Kaušytė, Elena
Elena Kaušytė, b.1909, was a pious Catholic who lived with her mother and younger sister in the village of Zakeliškiai, approximately 10 km from the town of Kelmė (Raseiniai District). Their house was small and old, and all their possessions were one cow, two pigs and some fruit trees growing in their tiny garden. Despite her poverty, Elena was always ready to help anyone in need. Three months after the Germans occupied the area on June 26, 1941, Elena welcomed into her home Ita and Bat-Sheva Krubelnik, teenage sisters, whose mother and younger siblings had been murdered on July 29 with the vast majority of Kelmė’s Jews. Ita and Bat-Sheva had been baptized by a priest in Kelmė, and they became used to their new Lithuanian names and already knew some prayers. Still it was extremely dangerous to shelter them, for people could easily recognize the girls from the once big Krubelnik family. But Elena believed in God and her faith helped her to overcome such fears and to withstand the hardships connected with feeding and caring for the girls. Apparently, some of Elena’s neighbors and acquaintances knew about her kind attitude towards Jews, so other persecuted Jewish girls and women were brought or sent to her home. Thus, an eight-year-old orphan Doba Shapira was hidden by Elena for several weeks, as well as the sisters Rivka and Frida Mendelovich, both in the 20s, and the 17-year-old Lea Kelz. They could not be sheltered altogether, so Elena transferred some of them to people she trusted. At a certain point, only Lea Kelz and Frida Mendelovich stayed on with her. One day in the spring of 1942, they were caught by the Lithuanian police near Elena’s house. and taken to jail. Elena pleaded with the policemen to free the girls, but was only beaten and cursed. She walked by foot to in the town of Raseiniai where the girls were imprisoned and tried to persuade the jail keeper that the girls were really Christians, but nothing helped.

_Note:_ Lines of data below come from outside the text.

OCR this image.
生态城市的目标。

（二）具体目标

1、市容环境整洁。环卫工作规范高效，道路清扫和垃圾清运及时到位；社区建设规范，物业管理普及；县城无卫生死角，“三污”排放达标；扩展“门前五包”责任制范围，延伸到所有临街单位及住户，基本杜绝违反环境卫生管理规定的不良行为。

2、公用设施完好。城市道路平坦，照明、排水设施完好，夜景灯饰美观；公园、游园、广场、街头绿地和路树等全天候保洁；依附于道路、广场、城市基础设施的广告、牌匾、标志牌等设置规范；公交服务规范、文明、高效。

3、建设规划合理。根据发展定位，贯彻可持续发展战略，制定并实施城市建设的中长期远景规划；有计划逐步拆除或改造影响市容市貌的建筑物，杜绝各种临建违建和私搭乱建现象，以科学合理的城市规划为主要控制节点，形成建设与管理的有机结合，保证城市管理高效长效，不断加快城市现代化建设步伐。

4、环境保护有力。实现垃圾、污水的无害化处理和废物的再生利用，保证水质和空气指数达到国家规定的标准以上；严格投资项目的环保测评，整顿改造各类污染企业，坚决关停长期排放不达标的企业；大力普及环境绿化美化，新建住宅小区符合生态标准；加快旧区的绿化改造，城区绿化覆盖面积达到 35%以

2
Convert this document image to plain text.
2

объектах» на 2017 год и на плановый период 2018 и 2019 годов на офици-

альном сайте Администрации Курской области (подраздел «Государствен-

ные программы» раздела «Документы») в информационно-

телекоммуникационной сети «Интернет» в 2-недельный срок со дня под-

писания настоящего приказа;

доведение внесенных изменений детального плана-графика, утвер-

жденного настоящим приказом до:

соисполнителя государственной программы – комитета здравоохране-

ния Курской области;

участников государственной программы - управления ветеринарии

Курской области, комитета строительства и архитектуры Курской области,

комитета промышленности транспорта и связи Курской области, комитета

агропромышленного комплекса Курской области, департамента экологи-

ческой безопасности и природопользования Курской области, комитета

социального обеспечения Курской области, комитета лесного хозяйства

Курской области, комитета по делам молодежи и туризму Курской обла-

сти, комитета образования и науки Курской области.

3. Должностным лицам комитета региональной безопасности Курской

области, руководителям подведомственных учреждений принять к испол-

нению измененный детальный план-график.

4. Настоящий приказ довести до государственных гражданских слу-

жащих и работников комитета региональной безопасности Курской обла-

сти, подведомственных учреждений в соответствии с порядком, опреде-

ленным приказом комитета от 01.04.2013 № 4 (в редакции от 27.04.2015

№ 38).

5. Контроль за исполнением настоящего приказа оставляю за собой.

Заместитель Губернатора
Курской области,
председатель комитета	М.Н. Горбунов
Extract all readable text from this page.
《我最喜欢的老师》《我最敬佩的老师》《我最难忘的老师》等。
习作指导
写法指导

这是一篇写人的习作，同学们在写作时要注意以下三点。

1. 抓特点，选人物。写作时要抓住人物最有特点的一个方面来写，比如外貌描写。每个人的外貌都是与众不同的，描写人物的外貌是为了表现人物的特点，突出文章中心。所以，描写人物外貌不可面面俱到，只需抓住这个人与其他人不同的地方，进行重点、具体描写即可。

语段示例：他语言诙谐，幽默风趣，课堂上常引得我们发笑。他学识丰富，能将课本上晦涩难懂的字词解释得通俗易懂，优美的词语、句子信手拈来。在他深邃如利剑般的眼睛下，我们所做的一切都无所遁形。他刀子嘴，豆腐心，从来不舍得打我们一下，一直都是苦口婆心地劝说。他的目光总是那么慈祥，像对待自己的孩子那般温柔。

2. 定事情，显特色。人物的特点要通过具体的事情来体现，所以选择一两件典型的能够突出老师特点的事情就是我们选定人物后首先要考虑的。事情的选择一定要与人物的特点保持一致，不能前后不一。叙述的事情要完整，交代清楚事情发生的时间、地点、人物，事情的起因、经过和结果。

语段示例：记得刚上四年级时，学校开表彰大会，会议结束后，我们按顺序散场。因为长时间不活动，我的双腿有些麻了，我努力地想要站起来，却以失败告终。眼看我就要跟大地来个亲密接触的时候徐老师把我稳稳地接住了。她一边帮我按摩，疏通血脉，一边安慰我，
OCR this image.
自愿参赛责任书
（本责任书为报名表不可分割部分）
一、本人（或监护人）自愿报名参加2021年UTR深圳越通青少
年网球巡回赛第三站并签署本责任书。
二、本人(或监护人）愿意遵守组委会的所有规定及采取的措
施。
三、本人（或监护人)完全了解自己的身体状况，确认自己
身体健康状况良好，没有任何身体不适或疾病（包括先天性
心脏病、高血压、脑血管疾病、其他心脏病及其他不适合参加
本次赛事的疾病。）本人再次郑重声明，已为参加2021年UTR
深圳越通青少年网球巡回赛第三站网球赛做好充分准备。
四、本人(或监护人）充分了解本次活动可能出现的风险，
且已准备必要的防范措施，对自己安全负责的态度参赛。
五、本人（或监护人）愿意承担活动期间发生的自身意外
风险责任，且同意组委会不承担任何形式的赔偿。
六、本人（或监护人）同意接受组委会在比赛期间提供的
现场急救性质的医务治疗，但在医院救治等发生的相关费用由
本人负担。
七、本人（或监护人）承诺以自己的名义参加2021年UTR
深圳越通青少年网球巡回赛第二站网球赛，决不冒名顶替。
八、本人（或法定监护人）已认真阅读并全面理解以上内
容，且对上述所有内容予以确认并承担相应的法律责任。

Lea and Frida were shotshortly after their arrest. Shocked but not discouraged, Elena continued to help the others until the end of the German occupation in October 1944. After the war, she moved to Kelmė and dedicated her life to caring for the needy. The girls she had helped – Bat-Sheva (later, Levitan), Ida (later, Markus) and Doba (later, Dora Shapira) immigrated to Israel. The fate of Rivka Mendelovich is unknown.
On November 30, 2004, Yad Vashem recognized Elena Kaušytė as Righteous Among the Nations.